Disturb us, Lord, when We are too well pleased with ourselves,
When our dreams have come true
Because we have dreamed too little,
When we arrived safely
Because we sailed too close to the shore.
Disturb us, Lord, when
With the abundance of things we possess
We have lost our thirst
For the waters of life;
Having fallen in love with life,
We have ceased to dream of eternity
And in our efforts to build a new earth,
We have allowed our vision
Of the new Heaven to dim.
Disturb us, Lord, to dare more boldly,
To venture on wider seas
Where storms will show your mastery;
Where losing sight of land,
We shall find the stars.
We ask You to push back
The horizons of our hopes;
And to push into the future
In strength, courage, hope, and love.
I’ve wanted to write about something I know nothing about. In fact, I’ve been avoiding writing about it for several days It’s been near the center of my conscious life since November of ’06—no, a lot longer than that, several decades at least. Maybe since I learned “Now I lay me down to sleep”.
I mean, I’m a Christian, among other ways to describe myself, yet I sometimes feel like the least of those; prayer, or, more accurately, the lack of it or my frustrations with it, being one of the major reasons. I don’t know what I’m expecting, or why I’m frustrated, or what, if anything, I should be doing, or not doing, differently. I read about it, and think I’ve got a handle on it, but it escapes my grasp so quickly; “I fall down, and must get back up.”
I believe one of the reasons I found the Episcopal Church congenial is its encouragement of corporate prayer—the community, gathered and scattered, is one at prayer. There are times for prayer, and places devoted to prayer, and, when people say, “I’ll pray for ___”, I had a sense that, whatever they were doing, they were doing what they called “prayer” on a regular basis.

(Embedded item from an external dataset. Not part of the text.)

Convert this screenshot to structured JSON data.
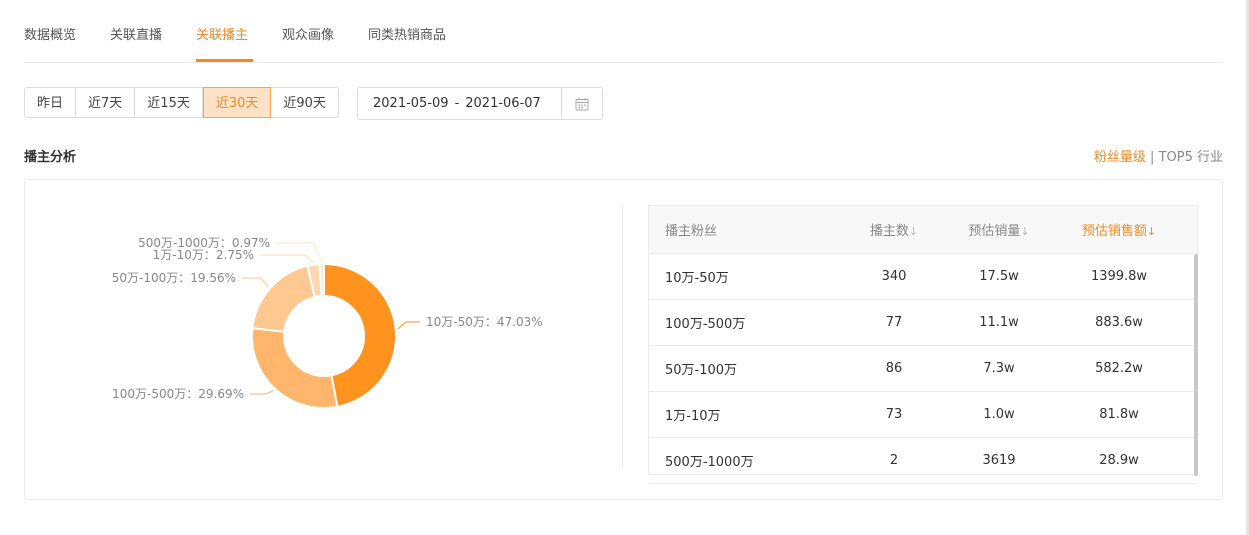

Nor did I ever feel excluded or pressured; it was there: nothing more.
With that help, I’ve joined in; I attend worship, both Sunday Eucharist and Holy Day observances, regularly, and I use the Daily Office (online, thanks to the sisters of St Clare in
The immediate issue is a search for a Spiritual Director, a person trained to check in with a wayfarer to help her/ him discern what is of Godde, and what is dross. I’ve tried this twice before, but now see I wasn’t ready, wasn’t prepared to bring an engaged prayer life to the discussion. How is this time different, or is it?
That answer can wait. Evaluation follows action. I am searching along two paths: local and not so local, to see if I may find a guide. I have had a sense, for over a year, that something is waiting for me to come to meet it, and that this is the issue in my life.
So, friends, whatever you call it—prayer, meditation, good vibes, kindly thoughts, or no name at all—please; I need all the help I can get. And thank you all for your help thus far.